Boeing Co. workers voted overwhelmingly Thursday to disband the union at the North Charleston factory, boosting prospects corporate officials will consider the Lowcountry for a second assembly line for the 787 Dreamliner.
Of the fewer than 300 International Association of Machinist organized workers at the local plant eligible to vote, 199 voted to decertify the union and 68 voted to keep it in place, Boeing spokeswoman Candy Eslinger said.
“We are pleased that hourly workers elected to deal directly with the company on employment matters,” Eslinger said. “We are also pleased that Boeing Charleston can move forward and meet commitments on the 787 program.”
She discounted talk that the vote can be construed to influence Boeing’s decision later this year on whether or not to build a second assembly line in North Charleston.
“The two are not connected whatsoever,” she said.
Dallas-based IAM spokesman Bob Wood blamed Boeing for playing one community against another.
“While we believe the workers at the South Carolina Boeing Plant would be better served and their rights protected with union representation, ultimately, it was a decision those workers would make,” Wood said.
“We are frustrated that Boeing did not remain neutral and allow these workers to make a decision free from pressure, intimidation and coercion,” he said. “Boeing is playing a perverse game of pitting community against community for the most taxpayer money, and pitting worker against worker for the cheapest possible labor, using these tough economic times to take advantage of both. The IAM will continue to be here for aerospace workers in the United States.”
The National Labor Relations Board, which oversaw the secret-ballot election, must certify the vote within seven days, Eslinger said.
Dennis Murray, a quality inspector from Summerville who filed a petition to decertify the IAM vote shortly after Boeing bought the former Vought Aircraft Industries plant in late July in a $1 billion deal, did not immediately return calls for comment. The union organized two years ago.
Boeing has said it is studying several sites for a second 787 assembly plant, including North Charleston and its existing manufacturing hub outside Seattle. A decision is expected by the end of the year.

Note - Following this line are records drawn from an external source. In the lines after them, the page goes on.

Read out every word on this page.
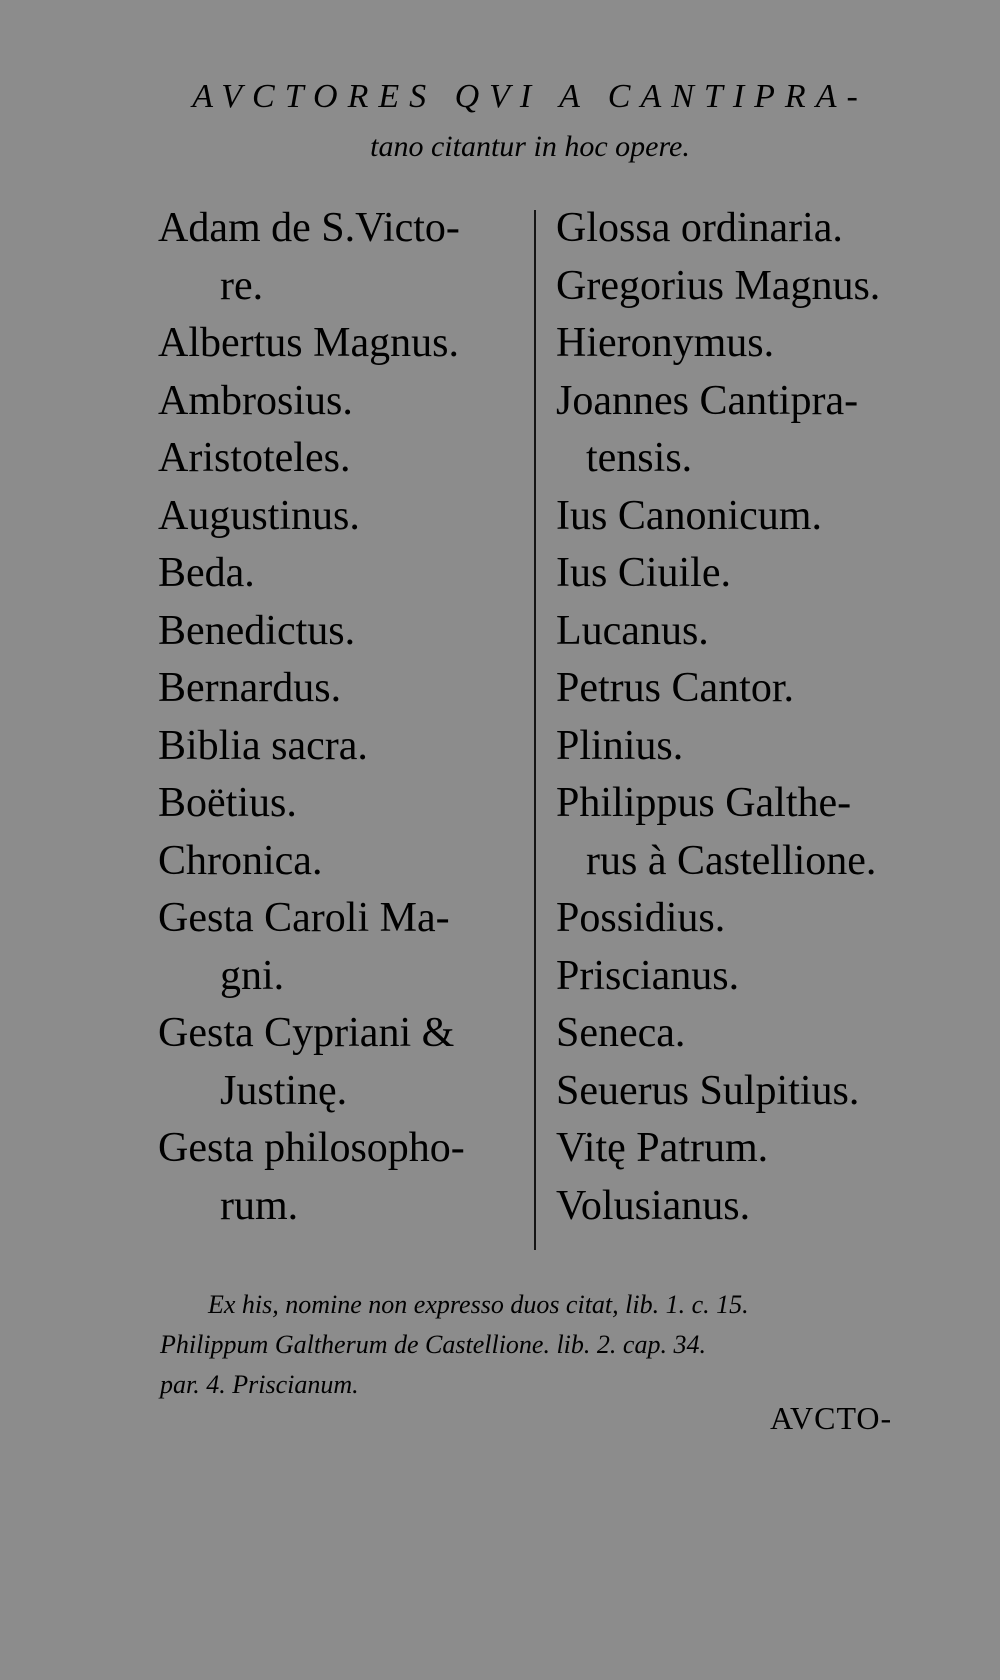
AVCTORES QVI A CANTIPRA-
tano citantur in hoc opere.
Adam de S.Victo-
re.
Albertus Magnus.
Ambrosius.
Aristoteles.
Augustinus.
Beda.
Benedictus.
Bernardus.
Biblia sacra.
Boëtius.
Chronica.
Gesta Caroli Ma-
gni.
Gesta Cypriani &
Justinę.
Gesta philosopho-
rum.
Glossa ordinaria.
Gregorius Magnus.
Hieronymus.
Joannes Cantipra-
tensis.
Ius Canonicum.
Ius Ciuile.
Lucanus.
Petrus Cantor.
Plinius.
Philippus Galthe-
rus à Castellione.
Possidius.
Priscianus.
Seneca.
Seuerus Sulpitius.
Vitę Patrum.
Volusianus.
Ex his, nomine non expresso duos citat, lib. 1. c. 15.
Philippum Galtherum de Castellione. lib. 2. cap. 34.
par. 4. Priscianum.
AVCTO-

Boeing has had strained relations with the IAM, raising concerns at its manufacturing hub near Seattle that the company might build a new 787 line in North Charleston The union staged an eight-week strike last year that compounded delays in producing passenger jets at the Puget Sound assembly line.
The local factory makes fuselage sections for Boeing’s 787 jet.
The Boeing Co. notified South Carolina officials last month that it will seek permits to build an aircraft assembly line for its 787 jet in North Charleston in a move that intensifies the coast-to-coast jockeying for the jobs the plant would create.
Boeing insisted that the move should not be interpreted as a decision to locate the assembly line in South Carolina but that it needed months of lead time to get permits in place in case the second assembly line is added and the Lowcountry is selected.